Research Roundup: Big Pharma’s role in antibiotic R&D, clinical trials for Ebola vaccines and drug-resistant tuberculosis treatments, and more
How can we get Big Pharma to invest in low-cost antibiotic research and development (R&D)? The Review of Antimicrobial Resistance—a research group led by economist Jim O’Neill and established by United Kingdom Prime Minister David Cameron—proposed innovative answers to this question in its recently released third report, focused on the R&D pipeline for antibiotics. The report calls for the creation of a fund worth US$16 to 37 per decade to provide cash incentives of $2 to 3 billion for pharmaceutical companies that develop new antibiotics and agree to sell them on a not-for-profit basis. Additionally, the report calls for the creation of a Global Antimicrobial Resistance Innovation Fund, worth $2 billion, to support basic research into antibiotics and diagnostics that would enable the strategic use of antibiotics by primary care physicians. O’Neill reiterated that the cost of inaction around antimicrobial resistance could be as high as $100 trillion and 10 million lives by 2050, as detailed in the first report.
A group of experts, including Executive Director Bernard Pécoul of the Drugs for Neglected Disease initiative—a member of the GHTC—are calling on governments and other donors to establish a pooled fund to address R&D gaps for antimicrobial resistance, emerging infectious diseases, and neglected diseases. The experts address the aforementioned proposal to incentivize R&D for antibiotics, warning against a fragmented approach, and calling for coordination in not only financing, but throughout the R&D process.

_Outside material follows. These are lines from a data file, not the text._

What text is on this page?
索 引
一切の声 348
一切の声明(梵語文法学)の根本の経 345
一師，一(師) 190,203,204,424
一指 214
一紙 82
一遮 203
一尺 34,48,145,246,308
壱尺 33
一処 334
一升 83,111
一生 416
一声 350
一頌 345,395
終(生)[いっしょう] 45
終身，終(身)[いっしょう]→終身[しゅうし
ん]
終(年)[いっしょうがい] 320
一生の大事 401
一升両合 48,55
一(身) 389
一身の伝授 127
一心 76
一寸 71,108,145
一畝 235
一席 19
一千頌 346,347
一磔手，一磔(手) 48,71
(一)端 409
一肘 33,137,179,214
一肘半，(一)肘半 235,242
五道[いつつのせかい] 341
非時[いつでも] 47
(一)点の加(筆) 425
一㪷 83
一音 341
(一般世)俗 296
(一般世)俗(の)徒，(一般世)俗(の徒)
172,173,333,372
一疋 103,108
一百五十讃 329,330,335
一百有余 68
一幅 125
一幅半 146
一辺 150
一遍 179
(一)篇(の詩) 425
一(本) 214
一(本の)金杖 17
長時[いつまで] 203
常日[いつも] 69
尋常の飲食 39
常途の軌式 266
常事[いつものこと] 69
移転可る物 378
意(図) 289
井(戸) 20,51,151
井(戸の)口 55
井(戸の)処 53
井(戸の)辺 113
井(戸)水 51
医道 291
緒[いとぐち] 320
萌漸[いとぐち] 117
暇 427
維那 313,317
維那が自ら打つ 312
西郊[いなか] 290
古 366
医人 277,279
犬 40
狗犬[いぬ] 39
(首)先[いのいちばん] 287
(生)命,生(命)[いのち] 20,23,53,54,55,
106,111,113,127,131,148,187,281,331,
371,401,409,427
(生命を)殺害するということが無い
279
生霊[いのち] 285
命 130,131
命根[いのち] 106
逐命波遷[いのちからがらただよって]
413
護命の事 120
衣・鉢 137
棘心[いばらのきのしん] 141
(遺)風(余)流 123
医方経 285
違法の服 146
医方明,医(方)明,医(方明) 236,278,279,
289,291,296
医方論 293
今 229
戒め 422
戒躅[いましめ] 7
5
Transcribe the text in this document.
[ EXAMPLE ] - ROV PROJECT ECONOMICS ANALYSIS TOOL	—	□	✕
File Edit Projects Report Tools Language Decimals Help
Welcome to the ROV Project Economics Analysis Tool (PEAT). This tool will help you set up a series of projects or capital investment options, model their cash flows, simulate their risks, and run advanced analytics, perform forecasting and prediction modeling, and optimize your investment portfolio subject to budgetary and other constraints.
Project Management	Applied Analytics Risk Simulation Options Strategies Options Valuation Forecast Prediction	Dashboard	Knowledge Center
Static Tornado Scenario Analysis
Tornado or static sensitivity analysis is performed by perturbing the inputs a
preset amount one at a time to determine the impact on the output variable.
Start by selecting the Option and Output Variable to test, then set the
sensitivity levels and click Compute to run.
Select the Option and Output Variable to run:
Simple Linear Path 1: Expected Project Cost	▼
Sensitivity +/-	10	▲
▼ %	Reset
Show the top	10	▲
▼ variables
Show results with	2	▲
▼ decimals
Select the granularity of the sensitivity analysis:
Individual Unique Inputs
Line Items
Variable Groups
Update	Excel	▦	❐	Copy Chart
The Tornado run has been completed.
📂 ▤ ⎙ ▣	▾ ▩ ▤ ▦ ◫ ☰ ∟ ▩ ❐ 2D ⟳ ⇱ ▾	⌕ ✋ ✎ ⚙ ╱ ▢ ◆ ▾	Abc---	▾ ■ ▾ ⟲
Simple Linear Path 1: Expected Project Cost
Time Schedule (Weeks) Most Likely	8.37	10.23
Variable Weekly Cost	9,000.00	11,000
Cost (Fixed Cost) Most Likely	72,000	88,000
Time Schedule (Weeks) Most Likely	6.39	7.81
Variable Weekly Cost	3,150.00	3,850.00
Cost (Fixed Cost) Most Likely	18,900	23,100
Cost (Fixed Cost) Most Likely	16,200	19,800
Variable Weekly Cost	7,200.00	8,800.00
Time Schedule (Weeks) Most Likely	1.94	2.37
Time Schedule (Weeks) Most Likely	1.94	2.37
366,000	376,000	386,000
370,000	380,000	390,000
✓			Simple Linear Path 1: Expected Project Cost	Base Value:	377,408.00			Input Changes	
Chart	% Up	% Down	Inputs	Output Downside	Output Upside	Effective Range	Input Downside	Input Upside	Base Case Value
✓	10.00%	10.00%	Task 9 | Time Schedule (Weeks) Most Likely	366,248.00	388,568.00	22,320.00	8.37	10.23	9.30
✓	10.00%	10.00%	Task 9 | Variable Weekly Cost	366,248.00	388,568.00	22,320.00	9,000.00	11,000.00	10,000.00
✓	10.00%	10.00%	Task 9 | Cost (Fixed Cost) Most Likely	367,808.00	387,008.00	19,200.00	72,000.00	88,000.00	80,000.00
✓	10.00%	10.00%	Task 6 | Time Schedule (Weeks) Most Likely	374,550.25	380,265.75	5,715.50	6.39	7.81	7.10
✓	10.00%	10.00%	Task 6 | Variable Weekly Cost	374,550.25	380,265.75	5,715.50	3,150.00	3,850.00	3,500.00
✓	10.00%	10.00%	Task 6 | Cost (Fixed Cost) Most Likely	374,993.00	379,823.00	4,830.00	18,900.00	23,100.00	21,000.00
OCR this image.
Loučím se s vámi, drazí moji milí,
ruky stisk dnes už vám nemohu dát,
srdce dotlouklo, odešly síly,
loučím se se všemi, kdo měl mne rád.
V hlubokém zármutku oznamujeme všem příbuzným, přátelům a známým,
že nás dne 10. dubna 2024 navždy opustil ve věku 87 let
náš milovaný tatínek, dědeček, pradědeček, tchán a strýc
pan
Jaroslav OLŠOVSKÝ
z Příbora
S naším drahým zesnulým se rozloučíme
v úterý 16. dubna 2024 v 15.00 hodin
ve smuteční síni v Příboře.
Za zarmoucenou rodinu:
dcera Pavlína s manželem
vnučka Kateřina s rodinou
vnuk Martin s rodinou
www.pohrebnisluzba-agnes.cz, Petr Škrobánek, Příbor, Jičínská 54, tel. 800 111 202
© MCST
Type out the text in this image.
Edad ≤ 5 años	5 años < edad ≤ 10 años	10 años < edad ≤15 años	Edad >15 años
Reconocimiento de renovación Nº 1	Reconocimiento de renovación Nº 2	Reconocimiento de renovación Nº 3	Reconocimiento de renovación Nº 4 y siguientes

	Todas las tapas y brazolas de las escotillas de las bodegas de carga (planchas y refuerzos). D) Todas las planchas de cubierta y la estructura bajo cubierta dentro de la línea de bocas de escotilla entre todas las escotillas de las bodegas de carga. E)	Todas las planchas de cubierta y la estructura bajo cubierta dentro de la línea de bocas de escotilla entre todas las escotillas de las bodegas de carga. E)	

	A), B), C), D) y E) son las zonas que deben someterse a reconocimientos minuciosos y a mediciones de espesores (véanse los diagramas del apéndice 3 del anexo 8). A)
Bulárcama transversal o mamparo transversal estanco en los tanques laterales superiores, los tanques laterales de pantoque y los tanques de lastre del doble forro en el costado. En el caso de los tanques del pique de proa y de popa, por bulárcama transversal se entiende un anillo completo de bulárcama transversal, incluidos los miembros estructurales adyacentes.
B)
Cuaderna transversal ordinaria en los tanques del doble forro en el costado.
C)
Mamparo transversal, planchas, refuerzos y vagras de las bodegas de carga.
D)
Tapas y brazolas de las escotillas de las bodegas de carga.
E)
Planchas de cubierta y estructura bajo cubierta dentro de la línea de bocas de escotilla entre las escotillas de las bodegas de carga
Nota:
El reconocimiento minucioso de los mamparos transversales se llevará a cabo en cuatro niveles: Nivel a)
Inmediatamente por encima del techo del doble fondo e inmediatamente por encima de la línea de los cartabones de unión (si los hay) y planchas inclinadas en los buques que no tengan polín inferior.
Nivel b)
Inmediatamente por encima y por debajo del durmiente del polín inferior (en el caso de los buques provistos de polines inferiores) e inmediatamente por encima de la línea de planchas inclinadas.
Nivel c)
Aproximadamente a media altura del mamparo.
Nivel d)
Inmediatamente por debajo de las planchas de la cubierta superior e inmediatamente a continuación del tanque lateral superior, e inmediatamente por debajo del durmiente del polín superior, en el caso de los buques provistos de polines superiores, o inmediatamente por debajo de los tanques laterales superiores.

Liberia is now considered free from Ebola, after 42 days—twice the maximum incubation period—without a new case, and Guinea and Sierra Leone reported only seven and two cases last week, respectively. As the West African epidemic comes to a close, clinical trials for experimental Ebola vaccines and drugs are underway. The World Health Organization (WHO) hopes that it will be able to test the efficacy of the two drugs, Zmapp and sIRNA, but realizes that it may be challenging to determine the efficacy of the two vaccine candidates, developed by GlaxoSmithKline and a partnership between Merck and NewLink Genetics.
Marie-Paule Kieny, assistant director-general for health systems and innovation at the WHO, noted that there are alternative forms of efficacy testing, such as the “Animal Rule,” under which the US Food and Drug Administration will approve a vaccine if it has proven safe for humans and effective in animals with similar immune systems as humans. This rule can be applied for rare diseases or in cases where testing on humans would be unethical. The WHO also hosted an experts meeting on Ebola R&D last week, with the goal of creating a framework for expediting R&D in future outbreaks. While Kieny highlighted recent progress, with drug and vaccine candidates for Ebola moving through the pipeline in months rather than years, an existing framework would allow the WHO to respond rapidly.
TB Alliance, a member of GHTC, has initiated clinical trials of “Nix-TB,” the first, all-oral drug regimen for extensively drug-resistant tuberculosis (XDR-TB). TB Alliance is sponsoring the trial in partnership with Janssen Pharmaceutica—who provided a royalty-free license for one of the drugs in the regimen—and three hospitals in South Africa where Nix-TB is being tested. The regimen is comprised of three drugs, including one that is currently undergoing clinical trials independent of Nix-TB and a general antibiotic that has been used off-label to treat TB. There is currently no approved treatment for XDR-TB, and only 16 percent of patients receiving treatment are cured after two years. According to TB Alliance President and CEO Dr. Mel Spigelman, “The launch of Nix-TB is a critical step to achieve the vision of a truly short-course, simple, affordable, and well tolerated universal treatment regimen.”